XIIIe s. [Rue qui] Ne fust toute couverte de dras très richement, Berte, IX. Et le drap [du manteau] en fu fait au royaume de Frise, ib. XXX. Il deit jurer sur sains que il nen a que la robe de son vestir, et les dras de son lit, Ass. de Jér. I, 189. Les aunes à auner les dras et les toilles, Beaumanoir, XXVI, 16. L'une des dames qui le gardoit li vouloit traire le drap sus le visage, et disoit que il estoit mort, Joinville, 207.

XIVe s. [Le prév"t des marchands envoya à Charles, duc de Normandie] deux draps, ung de per [pers], et l'autre de rouge, pour ce que le duc fist faire des chapperons pour luy et pour ses gens tels comme ceux de Paris les portoient, Chron. de St Denis, t. II, f° 244, dans LACURNE.

XVe s. Un puissant homme de la ville qui estoit des draps [habillé aux dépens] du roi, Froissart, II, II, 115. Et sist à table [le roi d'Angleterre] en draps fourrés d'ermines, de vermeille escarlate, sans manches, Froissart, I, I, 273. Draps de haute lice ouvrés à Arras en Picardie, Froissart, liv. IV, p. 259, dans LACURNE. A icelle piteuse procession fut mené le mareschal de France Bouciquaut tout nud, fors de ses petits draps, Bouciq. I, ch. 25. Les chambres tendre de drapz d'or De haulte lice ; y ot encor Draps faitz de l'istoire de Troye, Deschamps, Poésies mss. f° 455, dans LACURNE. Cheval, poulain ne jument n'ay, Ne drap linge ol'en puist gesir, ib. f° 110. Et je m'en rioye en moy-mesme entre les draps, les 15 Joyes, p. 126.

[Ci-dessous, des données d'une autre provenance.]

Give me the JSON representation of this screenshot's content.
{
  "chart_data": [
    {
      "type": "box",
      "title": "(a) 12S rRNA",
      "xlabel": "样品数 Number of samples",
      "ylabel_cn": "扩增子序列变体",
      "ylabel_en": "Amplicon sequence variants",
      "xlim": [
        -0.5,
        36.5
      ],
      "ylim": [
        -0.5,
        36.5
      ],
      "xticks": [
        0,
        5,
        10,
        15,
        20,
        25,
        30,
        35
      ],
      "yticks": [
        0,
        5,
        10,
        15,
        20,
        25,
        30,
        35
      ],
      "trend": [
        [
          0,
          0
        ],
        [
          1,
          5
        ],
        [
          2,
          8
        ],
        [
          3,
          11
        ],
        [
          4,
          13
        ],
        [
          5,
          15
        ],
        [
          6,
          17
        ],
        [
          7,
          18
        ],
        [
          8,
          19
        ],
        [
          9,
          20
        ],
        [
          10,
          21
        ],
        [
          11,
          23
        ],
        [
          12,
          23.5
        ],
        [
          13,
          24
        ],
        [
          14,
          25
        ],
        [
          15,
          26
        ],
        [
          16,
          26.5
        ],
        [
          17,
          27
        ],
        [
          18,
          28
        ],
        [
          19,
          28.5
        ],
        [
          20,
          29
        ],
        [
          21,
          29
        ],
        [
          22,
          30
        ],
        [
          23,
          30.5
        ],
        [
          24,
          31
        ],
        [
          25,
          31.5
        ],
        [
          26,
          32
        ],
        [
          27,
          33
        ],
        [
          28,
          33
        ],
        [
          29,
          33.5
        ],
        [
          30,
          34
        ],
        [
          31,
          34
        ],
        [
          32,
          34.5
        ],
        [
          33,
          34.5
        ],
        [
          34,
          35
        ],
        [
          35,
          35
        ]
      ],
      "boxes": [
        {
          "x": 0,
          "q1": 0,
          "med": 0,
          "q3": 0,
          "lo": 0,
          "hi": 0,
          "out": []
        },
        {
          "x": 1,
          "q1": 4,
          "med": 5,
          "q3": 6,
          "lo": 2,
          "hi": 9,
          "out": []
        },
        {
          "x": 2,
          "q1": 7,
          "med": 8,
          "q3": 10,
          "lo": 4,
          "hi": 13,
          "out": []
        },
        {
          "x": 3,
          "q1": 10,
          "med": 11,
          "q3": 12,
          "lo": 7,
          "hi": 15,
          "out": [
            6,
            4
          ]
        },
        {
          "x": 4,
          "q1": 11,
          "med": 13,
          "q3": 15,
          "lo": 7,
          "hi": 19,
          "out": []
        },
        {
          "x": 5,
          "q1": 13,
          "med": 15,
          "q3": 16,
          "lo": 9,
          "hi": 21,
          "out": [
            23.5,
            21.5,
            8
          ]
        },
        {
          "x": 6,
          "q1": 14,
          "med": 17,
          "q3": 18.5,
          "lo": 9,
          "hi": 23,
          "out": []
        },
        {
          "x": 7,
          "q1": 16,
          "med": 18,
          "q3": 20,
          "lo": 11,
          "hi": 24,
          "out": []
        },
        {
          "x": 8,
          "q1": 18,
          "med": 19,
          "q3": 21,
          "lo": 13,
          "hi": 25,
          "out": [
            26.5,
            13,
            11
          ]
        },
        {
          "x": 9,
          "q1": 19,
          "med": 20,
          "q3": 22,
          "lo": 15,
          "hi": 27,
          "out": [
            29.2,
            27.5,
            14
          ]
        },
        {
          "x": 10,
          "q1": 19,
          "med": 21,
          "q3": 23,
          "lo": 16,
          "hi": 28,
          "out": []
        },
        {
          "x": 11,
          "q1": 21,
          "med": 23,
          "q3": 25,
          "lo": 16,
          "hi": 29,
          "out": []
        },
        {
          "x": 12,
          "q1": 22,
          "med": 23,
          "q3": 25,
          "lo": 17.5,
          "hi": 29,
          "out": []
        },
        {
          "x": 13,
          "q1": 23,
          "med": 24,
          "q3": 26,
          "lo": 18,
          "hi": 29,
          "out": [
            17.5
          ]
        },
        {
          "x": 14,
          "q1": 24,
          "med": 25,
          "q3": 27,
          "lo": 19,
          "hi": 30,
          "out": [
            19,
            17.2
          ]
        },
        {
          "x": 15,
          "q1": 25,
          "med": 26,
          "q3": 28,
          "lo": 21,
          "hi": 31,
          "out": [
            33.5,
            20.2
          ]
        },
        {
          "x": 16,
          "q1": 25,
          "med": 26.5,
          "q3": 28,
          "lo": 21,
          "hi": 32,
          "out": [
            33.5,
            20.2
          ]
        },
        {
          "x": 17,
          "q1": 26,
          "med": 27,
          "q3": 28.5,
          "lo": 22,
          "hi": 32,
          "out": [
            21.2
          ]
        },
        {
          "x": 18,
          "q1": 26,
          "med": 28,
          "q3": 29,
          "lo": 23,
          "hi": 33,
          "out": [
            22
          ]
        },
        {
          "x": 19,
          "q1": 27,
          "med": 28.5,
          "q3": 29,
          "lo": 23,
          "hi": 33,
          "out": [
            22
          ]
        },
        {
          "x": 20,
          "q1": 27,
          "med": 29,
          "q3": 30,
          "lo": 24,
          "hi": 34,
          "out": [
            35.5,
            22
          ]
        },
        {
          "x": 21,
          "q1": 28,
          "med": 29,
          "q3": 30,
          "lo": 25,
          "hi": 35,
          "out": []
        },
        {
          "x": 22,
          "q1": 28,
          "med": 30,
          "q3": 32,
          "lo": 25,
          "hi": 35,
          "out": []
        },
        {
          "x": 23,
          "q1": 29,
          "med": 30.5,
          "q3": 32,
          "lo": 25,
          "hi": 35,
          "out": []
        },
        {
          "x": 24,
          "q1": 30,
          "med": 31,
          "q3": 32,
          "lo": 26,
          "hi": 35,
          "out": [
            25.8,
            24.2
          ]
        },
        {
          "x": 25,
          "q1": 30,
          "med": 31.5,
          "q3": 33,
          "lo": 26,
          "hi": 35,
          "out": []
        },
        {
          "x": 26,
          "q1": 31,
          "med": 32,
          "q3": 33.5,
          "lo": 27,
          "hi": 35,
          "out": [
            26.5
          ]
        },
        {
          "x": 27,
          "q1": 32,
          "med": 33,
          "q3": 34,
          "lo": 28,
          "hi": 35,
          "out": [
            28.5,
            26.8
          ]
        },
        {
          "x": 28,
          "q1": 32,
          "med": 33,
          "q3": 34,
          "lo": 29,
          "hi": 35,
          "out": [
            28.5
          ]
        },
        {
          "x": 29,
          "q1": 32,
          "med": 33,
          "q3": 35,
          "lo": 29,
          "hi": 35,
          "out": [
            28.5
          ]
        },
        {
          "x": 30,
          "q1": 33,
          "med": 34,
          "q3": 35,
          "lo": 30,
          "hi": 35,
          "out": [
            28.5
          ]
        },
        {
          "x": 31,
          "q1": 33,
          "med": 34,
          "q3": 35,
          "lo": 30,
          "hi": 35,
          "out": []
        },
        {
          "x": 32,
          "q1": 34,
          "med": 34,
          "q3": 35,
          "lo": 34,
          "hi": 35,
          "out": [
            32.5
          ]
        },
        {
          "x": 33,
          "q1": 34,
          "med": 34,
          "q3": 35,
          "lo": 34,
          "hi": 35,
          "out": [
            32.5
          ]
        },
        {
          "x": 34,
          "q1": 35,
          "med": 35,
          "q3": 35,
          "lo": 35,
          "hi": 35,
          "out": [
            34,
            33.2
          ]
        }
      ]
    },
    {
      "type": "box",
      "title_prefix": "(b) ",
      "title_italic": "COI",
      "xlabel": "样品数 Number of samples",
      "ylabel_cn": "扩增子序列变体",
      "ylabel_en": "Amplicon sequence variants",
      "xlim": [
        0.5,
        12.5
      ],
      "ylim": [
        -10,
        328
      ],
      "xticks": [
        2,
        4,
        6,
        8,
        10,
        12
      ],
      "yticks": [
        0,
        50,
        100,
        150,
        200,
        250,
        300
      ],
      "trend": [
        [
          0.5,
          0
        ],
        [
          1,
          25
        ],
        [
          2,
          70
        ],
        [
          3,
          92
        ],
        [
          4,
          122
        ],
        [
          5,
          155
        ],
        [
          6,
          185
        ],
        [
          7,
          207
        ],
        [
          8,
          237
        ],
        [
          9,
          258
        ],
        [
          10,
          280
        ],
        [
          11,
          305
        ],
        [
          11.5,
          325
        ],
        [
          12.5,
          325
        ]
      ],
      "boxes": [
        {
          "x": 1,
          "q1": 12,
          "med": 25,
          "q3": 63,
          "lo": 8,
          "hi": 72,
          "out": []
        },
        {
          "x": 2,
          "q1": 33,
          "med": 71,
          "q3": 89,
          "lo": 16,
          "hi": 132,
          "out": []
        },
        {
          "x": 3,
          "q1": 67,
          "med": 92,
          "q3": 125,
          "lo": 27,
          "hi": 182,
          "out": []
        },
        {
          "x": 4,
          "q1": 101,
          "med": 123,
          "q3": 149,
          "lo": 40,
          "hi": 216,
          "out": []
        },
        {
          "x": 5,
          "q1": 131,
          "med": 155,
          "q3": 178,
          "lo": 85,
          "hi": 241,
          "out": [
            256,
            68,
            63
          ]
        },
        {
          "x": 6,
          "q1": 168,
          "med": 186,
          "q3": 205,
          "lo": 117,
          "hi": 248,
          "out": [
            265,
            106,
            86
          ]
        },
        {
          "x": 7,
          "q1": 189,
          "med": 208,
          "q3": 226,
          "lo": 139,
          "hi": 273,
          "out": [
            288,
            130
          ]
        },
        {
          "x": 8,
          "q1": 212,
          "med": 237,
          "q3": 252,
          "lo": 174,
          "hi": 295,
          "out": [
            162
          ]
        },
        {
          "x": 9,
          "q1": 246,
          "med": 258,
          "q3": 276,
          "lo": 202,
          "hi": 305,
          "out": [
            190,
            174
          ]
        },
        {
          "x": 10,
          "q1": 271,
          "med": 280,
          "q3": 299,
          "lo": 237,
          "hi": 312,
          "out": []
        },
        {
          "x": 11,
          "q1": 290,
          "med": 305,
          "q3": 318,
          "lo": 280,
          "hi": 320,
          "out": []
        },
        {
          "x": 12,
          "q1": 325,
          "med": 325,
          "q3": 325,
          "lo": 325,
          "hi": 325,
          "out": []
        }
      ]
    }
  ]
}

XVIe s. Voyant tant de drap d'or [tant de seigneurs] monter, Jean D'Auton, Annales de Louis XII, p. 149, dans LACURNE. Et y eussiez esté couché en blancs draps, pour une marque ineffaçable de vostre desloyauté, Sat. Mén. p. 146. Defiezvous des gens qui ne voyent le jour que par une fenestre de drap [les moines], Leroux de Lincy, Prov. t. I, p. 24. A drap meschant, belle monstre devant, Leroux de Lincy, ib. t. II, p. 165.

ÉTYMOLOGIE

Bourguig. drai ; provenç. drap ; anc. espagn. et portug. trapo ; ital. drappo ; bas-lat. drappus ; d'un mot germanique (ce qu'indique la variation des langues romanes entre le d et le t), conservé dans l'angl. trapping, décoration, tenture, que Burnouf, Yaçna, notes, p. XLVIII, rattache au zend drafcha, drapeau. Dans l'ancien français drap linge signifiait toile.